SOLVED_RSS feeds & MySQL- 100 Records Only!

dudester
dudester New Altair Community Member
edited November 5 in Community Q&A
I'll try to be brief:  basically I have an issue trying to scrape complete RSS feeds into a MySQL database.  Largely it works OK; for some reason that I can't decipher, it will only read 100 entries into MySQL, and lately has been freezing my computer, likely due to memory constraints.  (I speculate that this may due to recent extension additions -Image Processing, IDA?).  
Anyway, according to the log, the RSS feed is pulled is less than 5 seconds, then it hangs while it tries to display results.  The system monitor shows available memory down to zip.  I believe I have the MySQL settings correct; the data example set in Rapid Miner never pulls more than 100 entries at a time, even while I've got the batch size at 10,000.  I need another pair of eyes...

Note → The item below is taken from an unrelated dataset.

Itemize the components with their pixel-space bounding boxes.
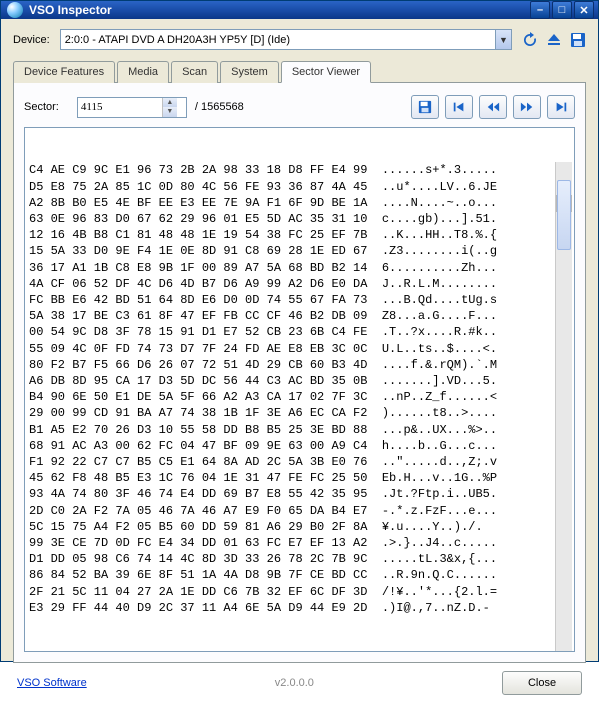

So, the code below for the process:

<?xml version="1.0" encoding="UTF-8" standalone="no"?>
<process version="5.2.003">
 <context>
   <input/>
   <output/>
   <macros/>
 </context>
 <operator activated="true" class="process" compatibility="5.2.003" expanded="true" name="Process">
   <parameter key="logverbosity" value="all"/>
   <process expanded="true" height="466" width="797">
     <operator activated="true" class="web:read_rss" compatibility="5.2.000" expanded="true" height="60" name="Read RSS Feed" width="90" x="45" y="30">
       <parameter key="url" value="http://some random feed=rss"/>
       <parameter key="random_user_agent" value="true"/>
       <parameter key="connection_timeout" value="100000"/>
       <parameter key="read_timeout" value="100000"/>
     </operator>
     <operator activated="true" class="write_database" compatibility="5.2.003" expanded="true" height="60" name="Write Database" width="90" x="246" y="75">
       <parameter key="connection" value="dbconnectionvalue"/>
       <parameter key="use_default_schema" value="false"/>
       <parameter key="schema_name" value="schema1"/>
       <parameter key="table_name" value="tablename1"/>
       <parameter key="overwrite_mode" value="append"/>
       <parameter key="batch_size" value="10000"/>
     </operator>
     <connect from_op="Read RSS Feed" from_port="output" to_op="Write Database" to_port="input"/>
     <connect from_op="Write Database" from_port="through" to_port="result 1"/>
     <portSpacing port="source_input 1" spacing="0"/>
     <portSpacing port="sink_result 1" spacing="0"/>
     <portSpacing port="sink_result 2" spacing="0"/>
   </process>
 </operator>
</process>

Why the magic number of 100 feeds only pulled?  I don't see it, either here or in Rapid Miner preferences.
Tagged:

Answers

  • dudester
    dudester New Altair Community Member
    Oops, my bad...nothing to do with either Rapid Miner or MySQL.

    Apparently Yahoo Pipes limits the amount of data you can scrape at a time to 100 items.  There is kind of a workaround but best to either use another online mashup, or perhaps a desktop variety for later input into DM.

    From http://pipes.yqlblog.net/.

    RSS pagination.
    "Initial RSS output is now limited to the first 100 items. Each paginated page is limited to 100 items as well. To access each subsequent page add parameter &page=2…etc. to the pipe.run url to retrieve more items."